Weyerbacher was founded in 1995 in Easton as the labor of love a homebrewer. With this sort of beginning, it is no surprise that they hit on their first big success just two years later with a Raspberry Imperial Stout. You can feel the love the folks at Weyerbacher have for beers by reading the excitement at their website, by taking one of their Saturday tours, or, most easily, by tasting one (or many) of their brews.
Raspberry Imperial Stout – This is, without any reservation or hyperbole, simply an amazing beer. I have rarely seen a darker beer, and I don’t think I have ever seen a darker, or more perfect, head. The aroma is one of coffee and dark chocolate, and the drinker may be wondering why the word ‘raspberry’ appears in its name. That question is dispelled upon tasting. Those same coffee and chocolate notes come through in the tasting, but they are just rounded out by the sweet raspberry flavors. At 8% ABV, this isn’t the biggest stout you will find, but it is one of the best. On a personal note, this is the beer that pushed me into the world of homebrew, and it has inspired several of my most well-received brews. Weyerbacher’s Old Heathen Imperial Stout has many of the same qualities, but without the hint of raspberry.
Blithering Idiot Barleywine – Another potent brew, this barleywine weighs in at just over 11% ABV. It is a deep copper color, with hints of malt and dark fruits in the aroma and the palate. Perhaps even more so than Old Horizontal, this barleywine has the complexity and depth of flavor that makes it well worth the time to let it age. Buy a six-pack, try one, and put the rest away in a cool, dark place for at least a year.

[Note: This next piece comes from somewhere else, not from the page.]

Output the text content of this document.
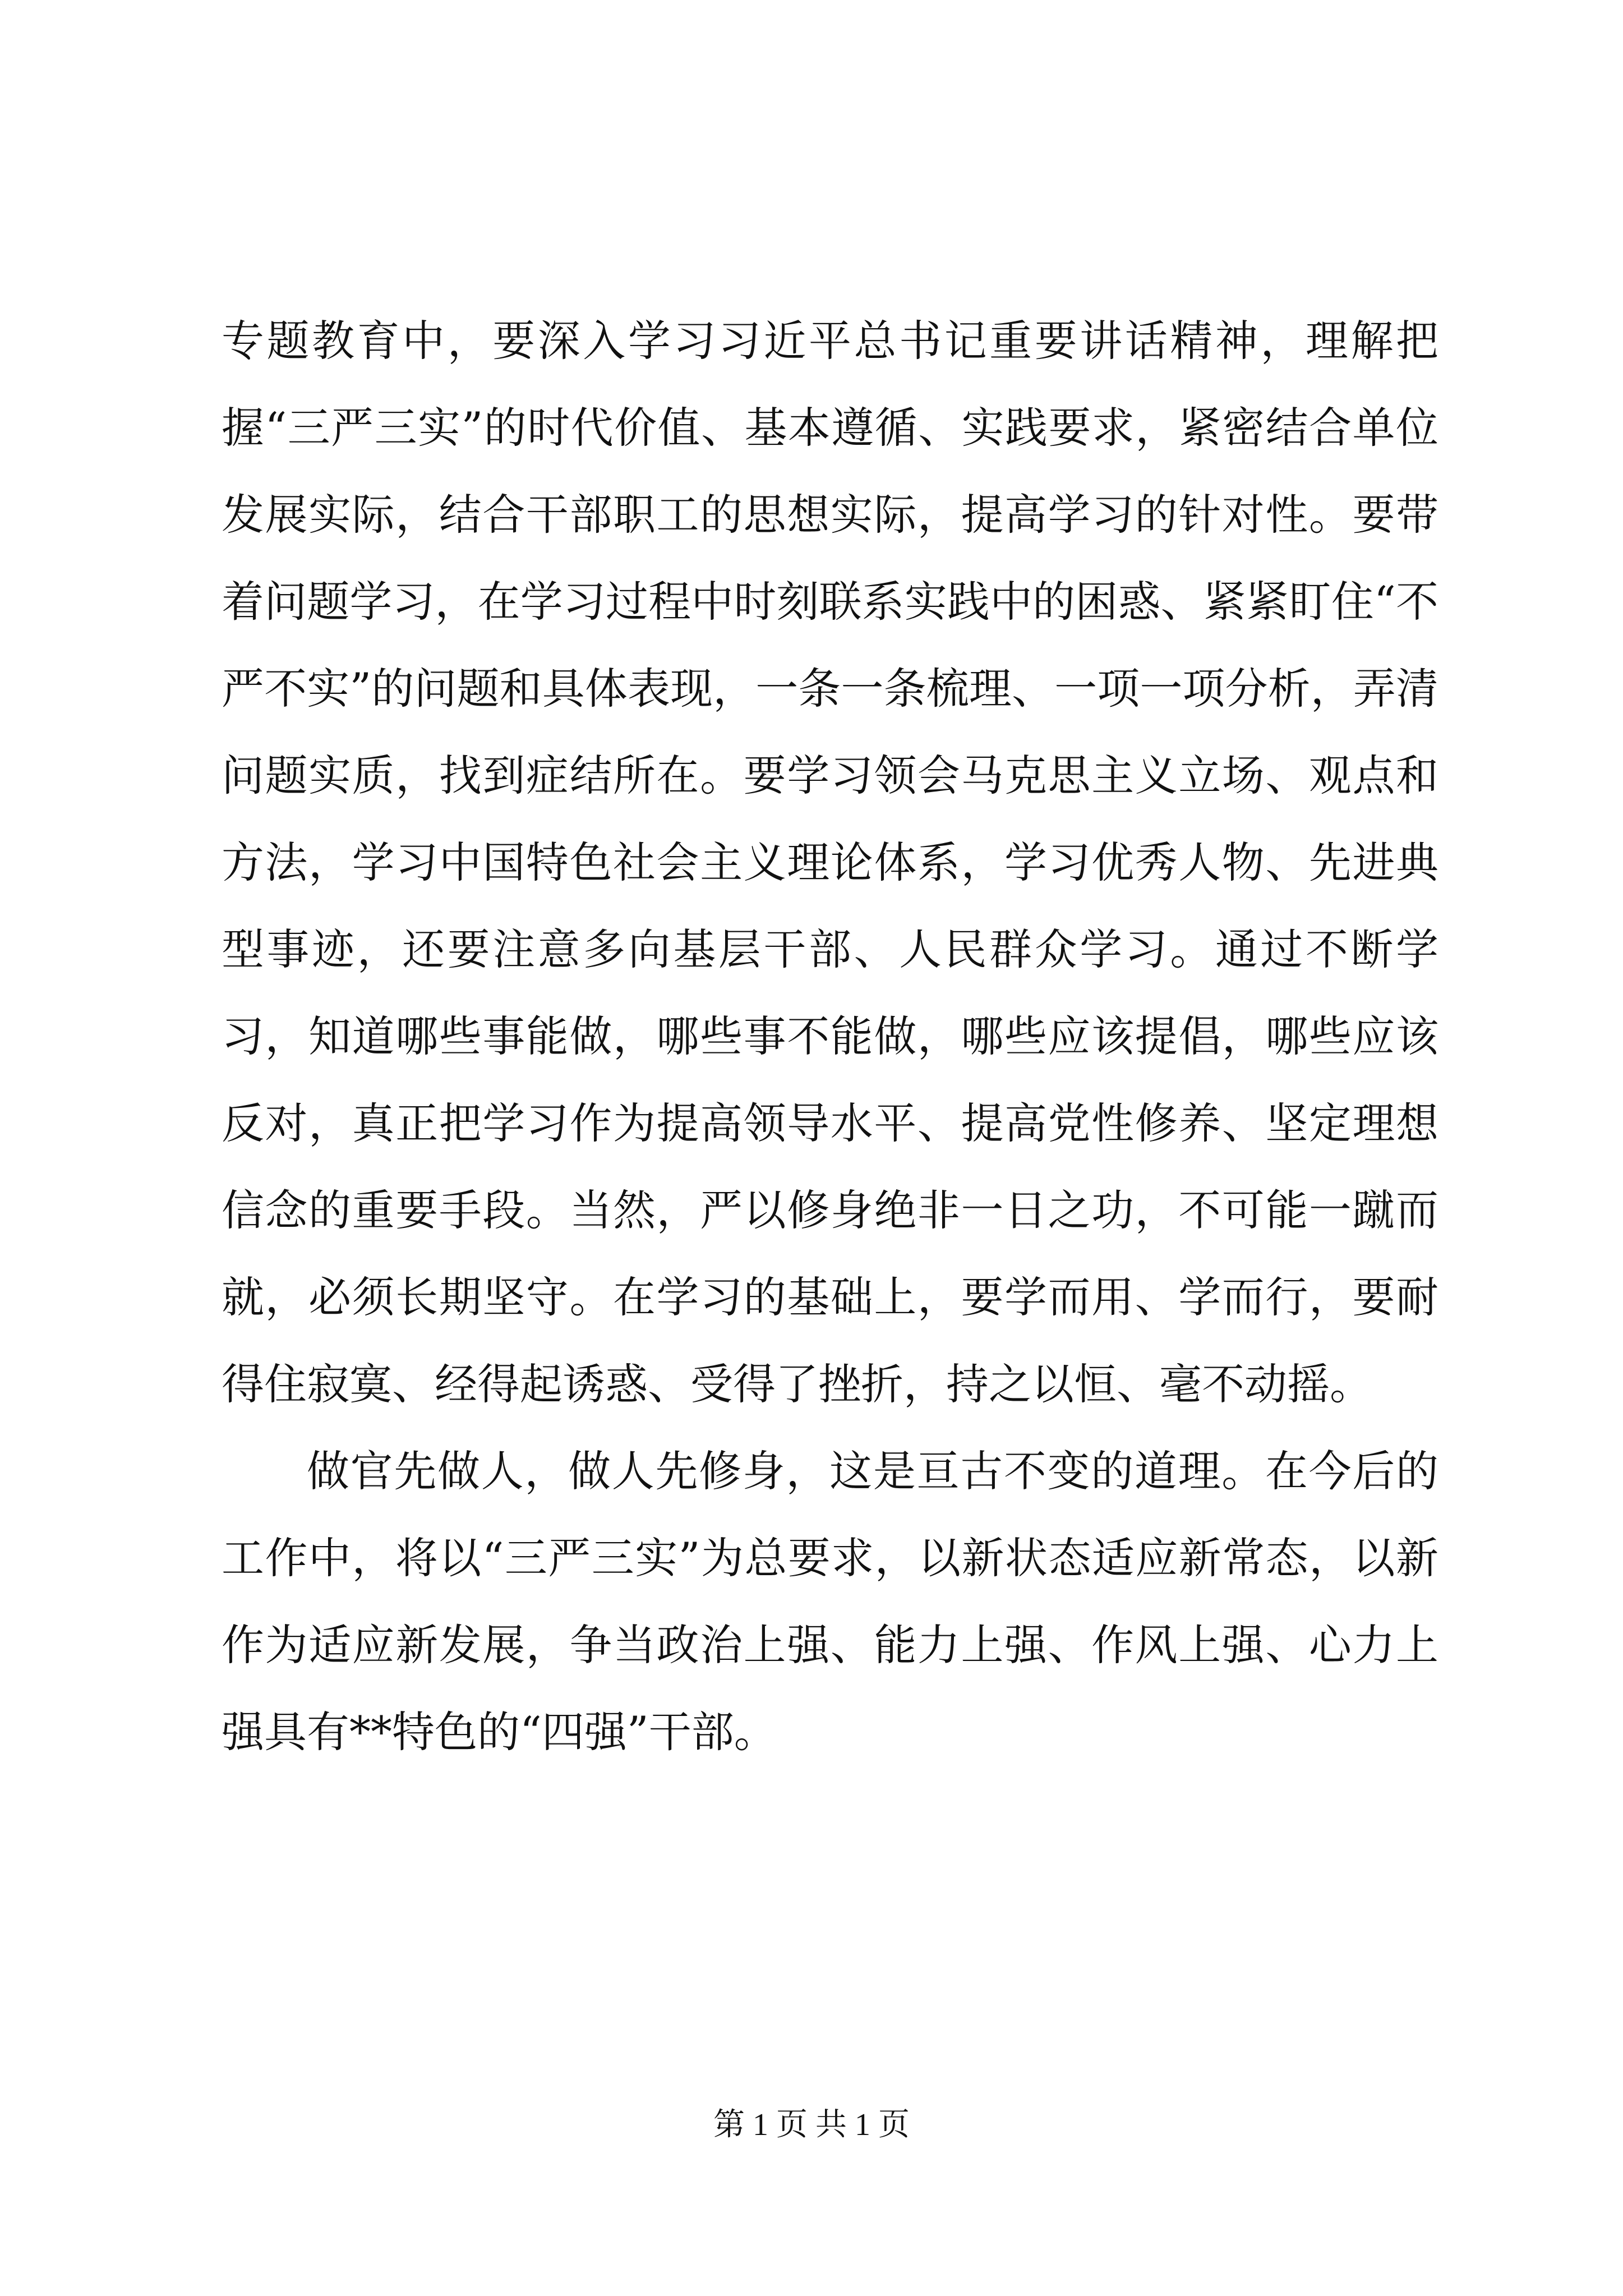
专题教育中，要深入学习习近平总书记重要讲话精神，理解把握“三严三实”的时代价值、基本遵循、实践要求，紧密结合单位发展实际，结合干部职工的思想实际，提高学习的针对性。要带着问题学习，在学习过程中时刻联系实践中的困惑、紧紧盯住“不严不实”的问题和具体表现，一条一条梳理、一项一项分析，弄清问题实质，找到症结所在。要学习领会马克思主义立场、观点和方法，学习中国特色社会主义理论体系，学习优秀人物、先进典型事迹，还要注意多向基层干部、人民群众学习。通过不断学习，知道哪些事能做，哪些事不能做，哪些应该提倡，哪些应该反对，真正把学习作为提高领导水平、提高党性修养、坚定理想信念的重要手段。当然，严以修身绝非一日之功，不可能一蹴而就，必须长期坚守。在学习的基础上，要学而用、学而行，要耐得住寂寞、经得起诱惑、受得了挫折，持之以恒、毫不动摇。

做官先做人，做人先修身，这是亘古不变的道理。在今后的工作中，将以“三严三实”为总要求，以新状态适应新常态，以新作为适应新发展，争当政治上强、能力上强、作风上强、心力上强具有**特色的“四强”干部。

第 1 页 共 1 页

For more than 20 years, Stoudt’s beers have been a favorite in and around Adamstown, Pennsylvania. This brewery has grown out of another business, Stoudt’s Black Angus restaurant, an Adamstown tradition for 45 years. These well-crafted beers are the perfect accompaniment to great food, and the combinations you find at the Black Angus just highlight these pairings. Among many great brews, two call out for special recognition:
Scarlet Lady Ale – This is an English-style ale, copper in color with a decent head. The aroma is dominated by a sweet malt note that sticks around in the tasting as well. The palate is rounded out by a touch of caramel flavors and just the right amount of carbonation. This is an excellent beer to pair with meals, and it is not at all challenging for a beginning beer-drinker.
Fat Dog Stout – This beer is everything a stout should be. It combines the smoothness of an oatmeal stout with the big alcohol content (9% ABV) of an imperial. Deeply dark and delicious, coffee and chocolate notes really come through in this beer.
These are just a few of the great beers and great breweries from Pennsylvania. I would heartily recommend these beers, and other products from these breweries, to anyone who likes beer. Even more, I would recommend they find local breweries in their area and try those beers. Do not overlook brewpubs, either. These operations, such as Otto’s Pub & Brewery in State College, pair hand-crafted beers with delicious foods. There is no better way, short of brewing your own, to encourage the growth of craft beers than to support the locals who are create them.